Por Carlos Tonelli
El nuevo ministro de Economía, Sergio Massa, anunció una medida laboral que parece adecuada, pero que es verso. Algo parecido hizo Macri en 2017. Y ambas iniciativas estaban destinadas a idéntico fracaso.
El programa “Puente al Empleo”, que así se llama el verso en este caso, aspira a convertir planes sociales en empleo formal. Y en 2017 se llamó “Plan Empalme”.
El incentivo que se ofrece a las empresas consiste en que, contratando beneficiarios de planes sociales, se bajaría el costo laboral ya que podrían tomar como parte del salario el monto del plan.
Para los beneficiarios la ventaja es que no tienen que darse de baja del plan para desarrollar una actividad como empleado registrado. De esta manera, se espera convertir los planes en subsidios al empleo formal.
¿Por qué fracasó en 2017 y va a fracasar ahora?
Porque se insiste en ignorar (deliberadamente) las verdaderas variables que tienen congelado el empleo formal en nuestro país desde hace más de diez años.
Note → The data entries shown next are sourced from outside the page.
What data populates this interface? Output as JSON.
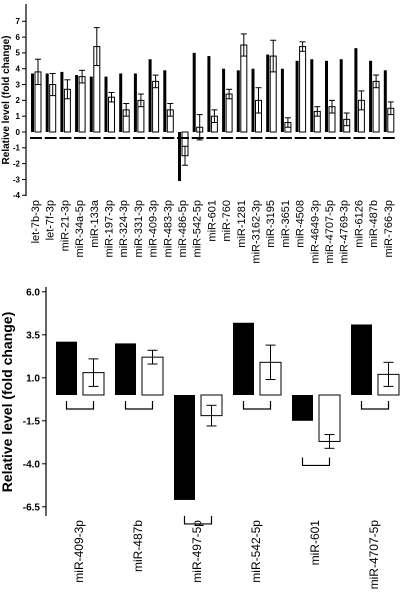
{
  "chart_data": [
    {
      "type": "bar",
      "ylabel": "Relative level (fold change)",
      "ylim": [
        -4,
        7
      ],
      "yticks": [
        "-4",
        "-3",
        "-2",
        "-1",
        "0",
        "1",
        "2",
        "3",
        "4",
        "5",
        "6",
        "7"
      ],
      "categories": [
        "let-7b-3p",
        "let-7f-3p",
        "miR-21-3p",
        "miR-34a-5p",
        "miR-133a",
        "miR-197-3p",
        "miR-324-3p",
        "miR-331-3p",
        "miR-409-3p",
        "miR-483-3p",
        "miR-486-5p",
        "miR-542-5p",
        "miR-601",
        "miR-760",
        "miR-1281",
        "miR-3162-3p",
        "miR-3195",
        "miR-3651",
        "miR-4508",
        "miR-4649-3p",
        "miR-4707-5p",
        "miR-4769-3p",
        "miR-6126",
        "miR-487b",
        "miR-766-3p"
      ],
      "series": [
        {
          "values": [
            3.7,
            3.7,
            3.8,
            3.6,
            3.5,
            3.5,
            3.7,
            3.7,
            4.6,
            3.9,
            -3.1,
            5.0,
            4.8,
            4.0,
            3.9,
            4.0,
            4.9,
            4.0,
            4.5,
            4.6,
            4.5,
            4.6,
            5.3,
            4.5,
            3.9
          ]
        },
        {
          "values": [
            3.8,
            3.0,
            2.7,
            3.5,
            5.4,
            2.2,
            1.4,
            2.0,
            3.2,
            1.4,
            -1.5,
            0.3,
            1.0,
            2.4,
            5.5,
            2.0,
            4.8,
            0.6,
            5.4,
            1.3,
            1.6,
            0.8,
            2.0,
            3.2,
            1.5
          ]
        }
      ],
      "errors": [
        0.8,
        0.7,
        0.6,
        0.4,
        1.2,
        0.3,
        0.4,
        0.4,
        0.4,
        0.4,
        0.6,
        0.8,
        0.4,
        0.3,
        0.7,
        0.8,
        1.0,
        0.3,
        0.3,
        0.3,
        0.4,
        0.4,
        0.6,
        0.4,
        0.4
      ]
    },
    {
      "type": "bar",
      "ylabel": "Relative level (fold change)",
      "ylim": [
        -6.5,
        6
      ],
      "yticks": [
        "-6.5",
        "-4.0",
        "-1.5",
        "1.0",
        "3.5",
        "6.0"
      ],
      "categories": [
        "miR-409-3p",
        "miR-487b",
        "miR-497-5p",
        "miR-542-5p",
        "miR-601",
        "miR-4707-5p"
      ],
      "series": [
        {
          "values": [
            3.1,
            3.0,
            -6.1,
            4.2,
            -1.5,
            4.1
          ]
        },
        {
          "values": [
            1.3,
            2.2,
            -1.2,
            1.9,
            -2.7,
            1.2
          ]
        }
      ],
      "errors": [
        0.8,
        0.4,
        0.6,
        1.0,
        0.4,
        0.7
      ]
    }
  ]
}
Según el INDEC, en esta década la población en edad de trabajar creció aproximadamente en 3 millones de personas, las cuales se insertaron de la siguiente manera:
• El 25% como empleados públicos.
• El 32% como desempleados o inactivos.
• El restante 43% como cuentapropistas.
El empleo en empresas, tanto registrado como “en negro”, se mantuvo muerto.
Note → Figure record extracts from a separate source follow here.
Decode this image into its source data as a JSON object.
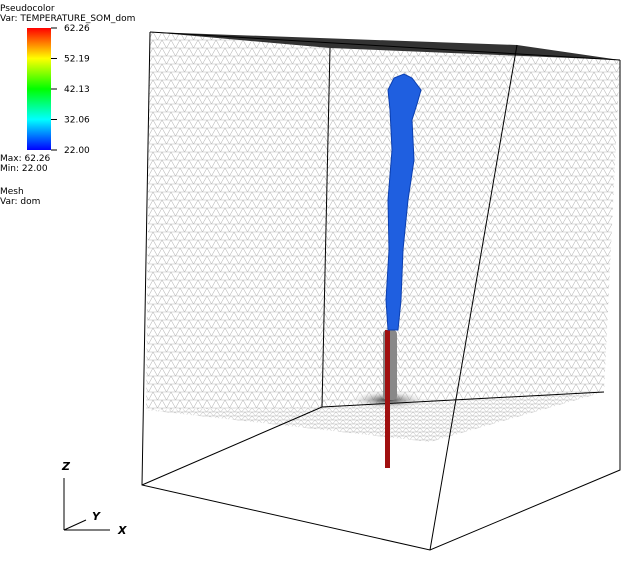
{
  "legend": {
    "title": "Pseudocolor",
    "variable": "Var: TEMPERATURE_SOM_dom",
    "ticks": [
      "62.26",
      "52.19",
      "42.13",
      "32.06",
      "22.00"
    ],
    "max": "Max: 62.26",
    "min": "Min: 22.00"
  },
  "mesh": {
    "title": "Mesh",
    "variable": "Var: dom"
  },
  "axes": {
    "z": "Z",
    "y": "Y",
    "x": "X"
  }
}
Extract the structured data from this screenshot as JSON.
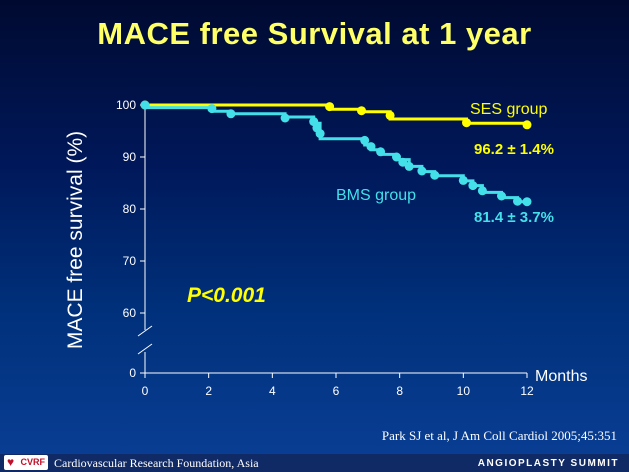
{
  "slide": {
    "title": "MACE free Survival at 1 year",
    "citation": "Park SJ et al, J Am Coll Cardiol 2005;45:351"
  },
  "footer": {
    "logo_text": "CVRF",
    "organization": "Cardiovascular Research Foundation, Asia",
    "event": "ANGIOPLASTY SUMMIT"
  },
  "colors": {
    "ses": "#ffff00",
    "bms": "#44e0ea",
    "annotation": "#ffff00",
    "axis": "#ffffff",
    "title": "#ffff66"
  },
  "chart_data": {
    "type": "line",
    "title": "MACE free Survival at 1 year",
    "xlabel": "Months",
    "ylabel": "MACE free survival (%)",
    "xlim": [
      0,
      12
    ],
    "ylim": [
      0,
      100
    ],
    "axis_break": true,
    "x_ticks": [
      0,
      2,
      4,
      6,
      8,
      10,
      12
    ],
    "y_ticks": [
      0,
      60,
      70,
      80,
      90,
      100
    ],
    "grid": false,
    "series": [
      {
        "name": "SES group",
        "color": "#ffff00",
        "final_label": "96.2 ± 1.4%",
        "steps": [
          [
            0,
            100
          ],
          [
            5.8,
            100
          ],
          [
            5.8,
            99.2
          ],
          [
            6.8,
            99.2
          ],
          [
            6.8,
            98.7
          ],
          [
            7.7,
            98.7
          ],
          [
            7.7,
            97.3
          ],
          [
            10.1,
            97.3
          ],
          [
            10.1,
            96.5
          ],
          [
            12,
            96.5
          ],
          [
            12,
            96.2
          ]
        ],
        "censor_points": [
          [
            0,
            100
          ],
          [
            5.8,
            99.7
          ],
          [
            6.8,
            98.9
          ],
          [
            7.7,
            98.0
          ],
          [
            10.1,
            96.6
          ],
          [
            12,
            96.2
          ]
        ]
      },
      {
        "name": "BMS group",
        "color": "#44e0ea",
        "final_label": "81.4 ± 3.7%",
        "steps": [
          [
            0,
            100
          ],
          [
            0.1,
            100
          ],
          [
            0.1,
            99.5
          ],
          [
            2.1,
            99.5
          ],
          [
            2.1,
            98.8
          ],
          [
            2.7,
            98.8
          ],
          [
            2.7,
            98.3
          ],
          [
            4.4,
            98.3
          ],
          [
            4.4,
            97.7
          ],
          [
            5.3,
            97.7
          ],
          [
            5.3,
            96.5
          ],
          [
            5.5,
            96.5
          ],
          [
            5.5,
            93.5
          ],
          [
            6.9,
            93.5
          ],
          [
            6.9,
            92.3
          ],
          [
            7.1,
            92.3
          ],
          [
            7.1,
            91.4
          ],
          [
            7.4,
            91.4
          ],
          [
            7.4,
            90.5
          ],
          [
            7.9,
            90.5
          ],
          [
            7.9,
            89.5
          ],
          [
            8.3,
            89.5
          ],
          [
            8.3,
            88.2
          ],
          [
            8.7,
            88.2
          ],
          [
            8.7,
            87.2
          ],
          [
            9.1,
            87.2
          ],
          [
            9.1,
            86.4
          ],
          [
            10.0,
            86.4
          ],
          [
            10.0,
            85.4
          ],
          [
            10.3,
            85.4
          ],
          [
            10.3,
            84.5
          ],
          [
            10.6,
            84.5
          ],
          [
            10.6,
            83.2
          ],
          [
            11.2,
            83.2
          ],
          [
            11.2,
            82.2
          ],
          [
            11.7,
            82.2
          ],
          [
            11.7,
            81.4
          ],
          [
            12,
            81.4
          ]
        ],
        "censor_points": [
          [
            0,
            100
          ],
          [
            2.1,
            99.3
          ],
          [
            2.7,
            98.3
          ],
          [
            4.4,
            97.5
          ],
          [
            5.3,
            96.8
          ],
          [
            5.4,
            95.6
          ],
          [
            5.5,
            94.5
          ],
          [
            6.9,
            93.2
          ],
          [
            7.1,
            92.0
          ],
          [
            7.4,
            91.0
          ],
          [
            7.9,
            90.0
          ],
          [
            8.1,
            89.0
          ],
          [
            8.3,
            88.2
          ],
          [
            8.7,
            87.3
          ],
          [
            9.1,
            86.5
          ],
          [
            10.0,
            85.5
          ],
          [
            10.3,
            84.5
          ],
          [
            10.6,
            83.5
          ],
          [
            11.2,
            82.5
          ],
          [
            11.7,
            81.5
          ],
          [
            12,
            81.4
          ]
        ]
      }
    ],
    "annotations": [
      {
        "text": "P<0.001"
      }
    ]
  }
}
En este contexto pretender que los planes se conviertan en empleos formales es un acto de voluntarismo mágico.
La no creación de empleos responde a un ambiente macro que desalienta la inversión y la producción. Es más, la castiga (por caso, el nuevo y extraordinario anticipo a las ganancias dispuesto por Massa).
Pero aunque hubiera estabilidad, previsibilidad y crecimiento, la generación de empleos está trabada por arcaicas instituciones laborales que generan costos salariales altos e inciertos: leyes y convenios colectivos centralizados con una desactualización evidente; interpretaciones judiciales que potencian esas distorsiones; cargas sociales entre las más altas del mundo; profundo deterioro del sistema educativo y de formación profesional que torna inservible al futuro empleado.
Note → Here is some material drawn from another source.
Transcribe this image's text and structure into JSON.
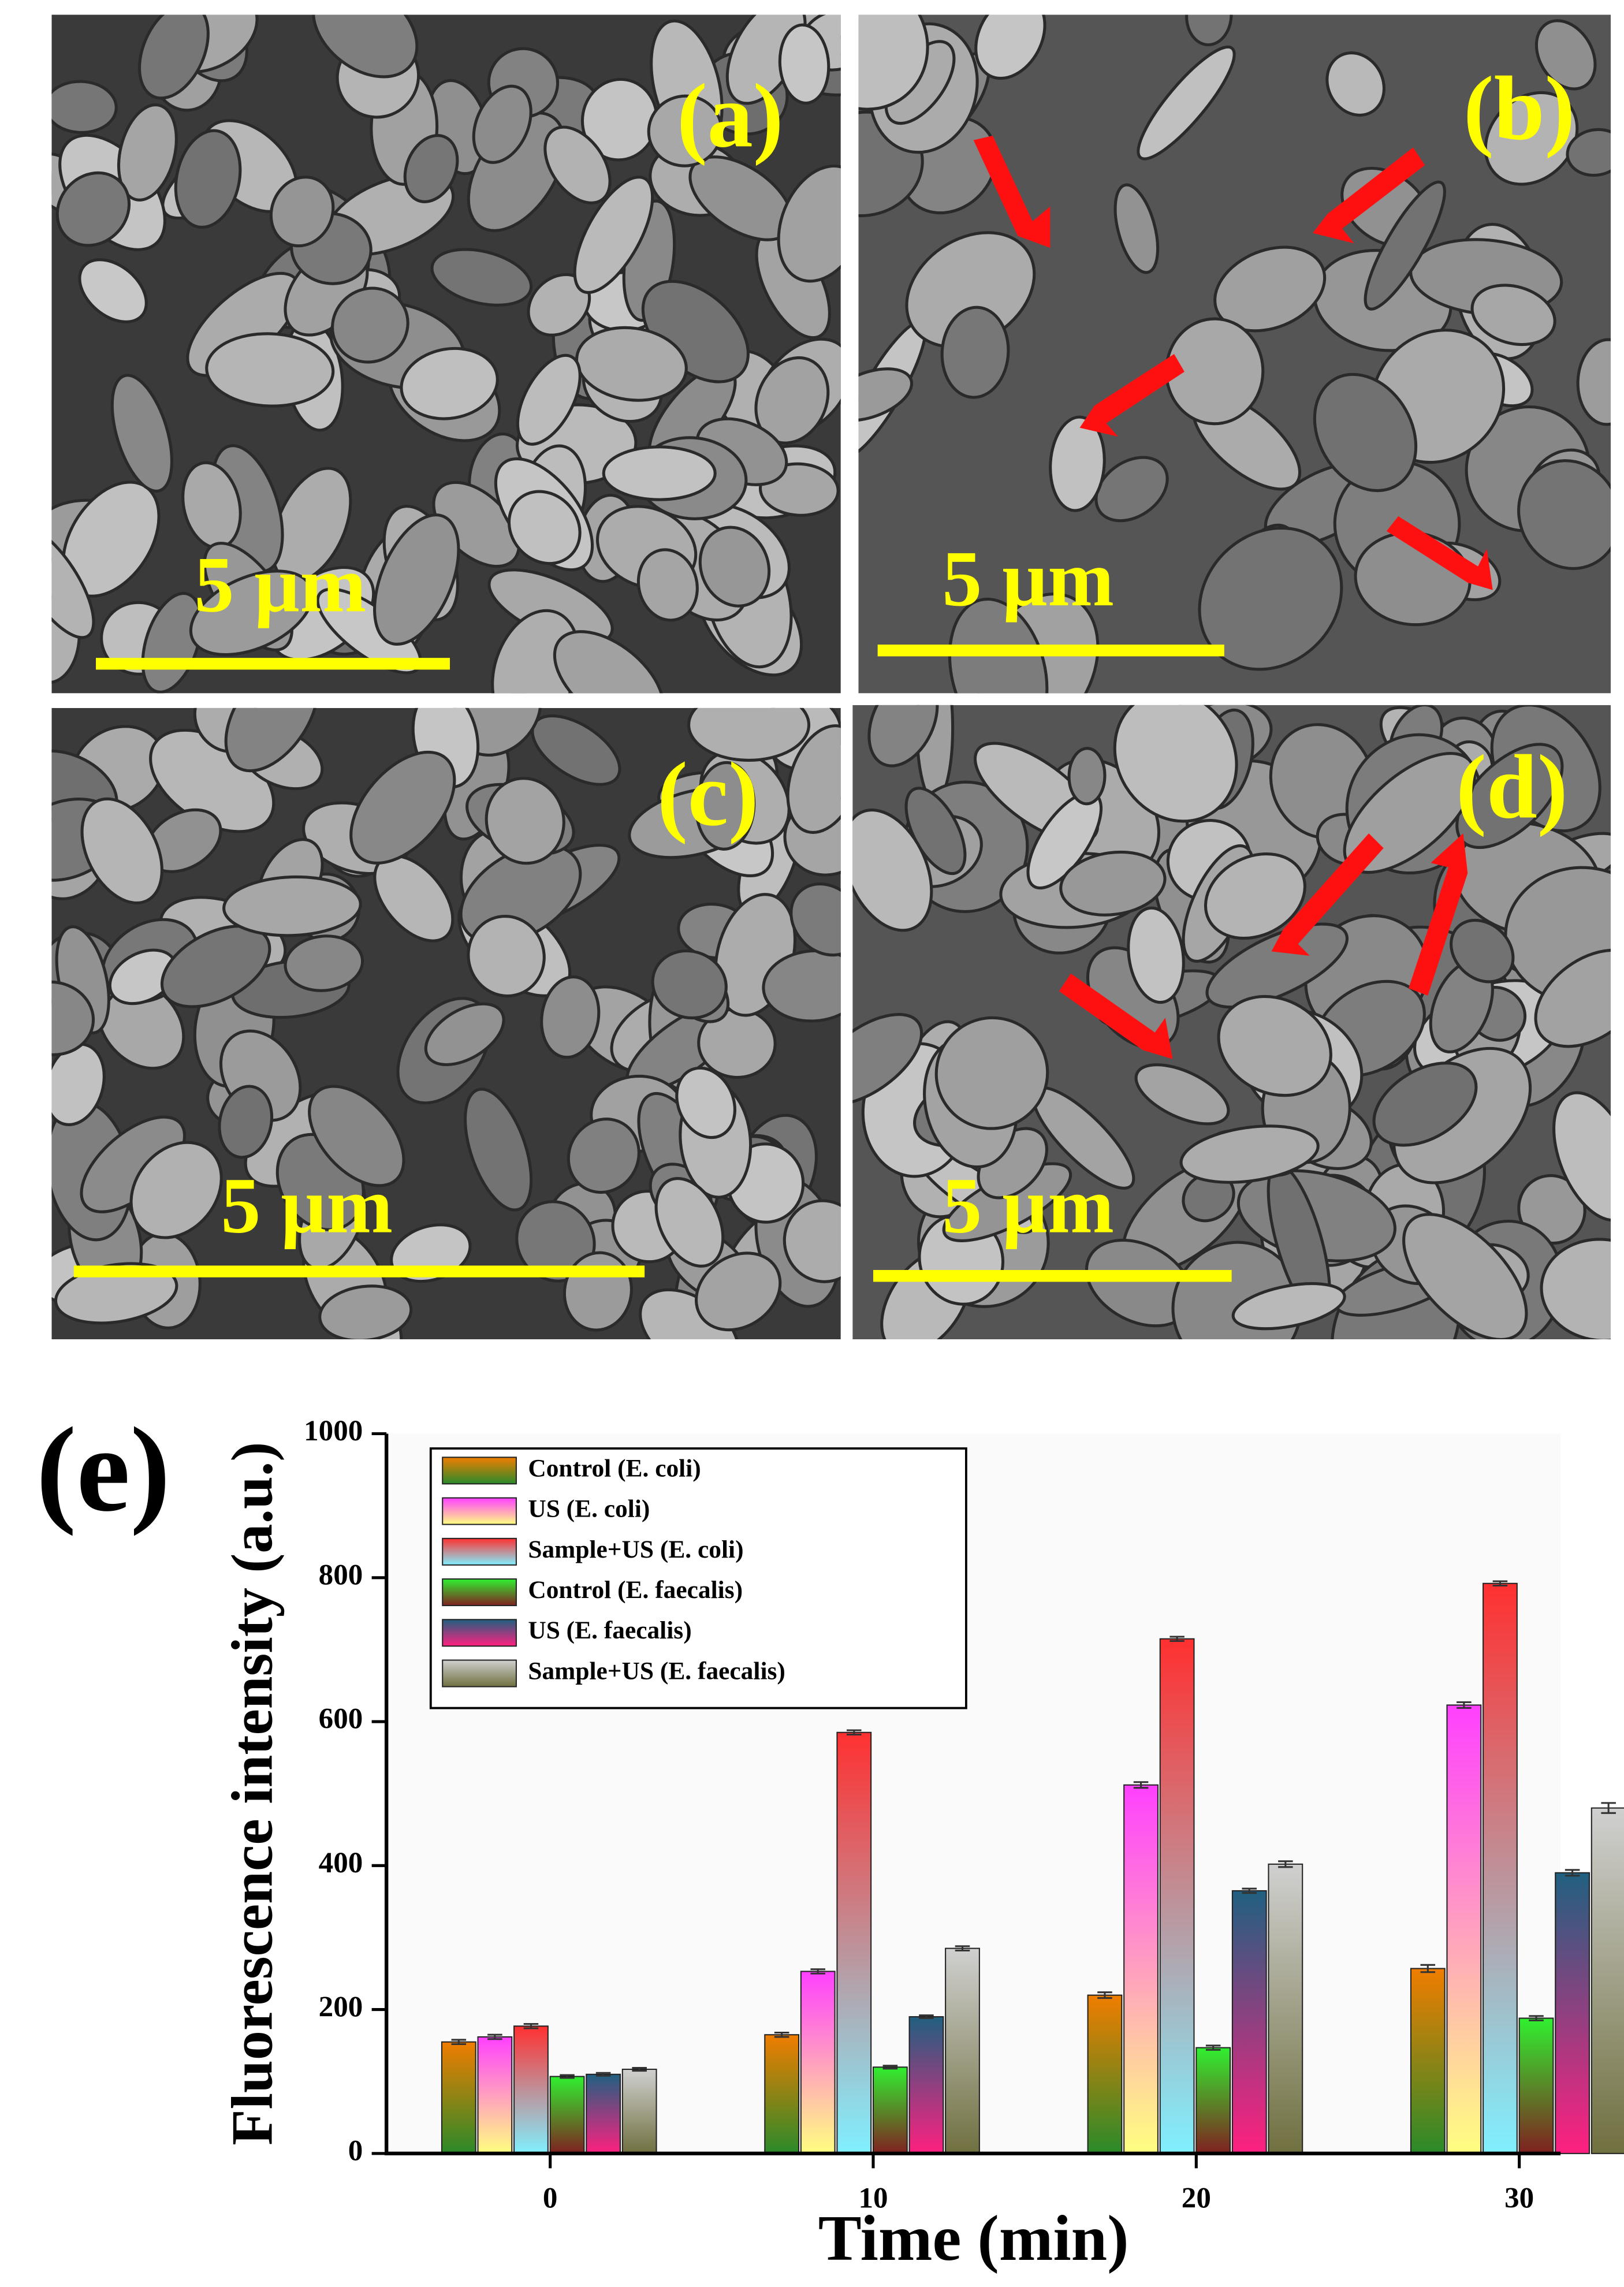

Es decir que las políticas públicas vigentes (en su totalidad) desalientan la generación de empleos, y pretender convertir planes en trabajo en estas circunstancias y de esta manera, suena lindo pero es verso.
Un caso más en el que los consensos entre oficialismo y cierta oposición “dialogista” y “constructora de acuerdos”, alrededor de políticas equivocadas, cuando no esconden negociados, no sirven para nada.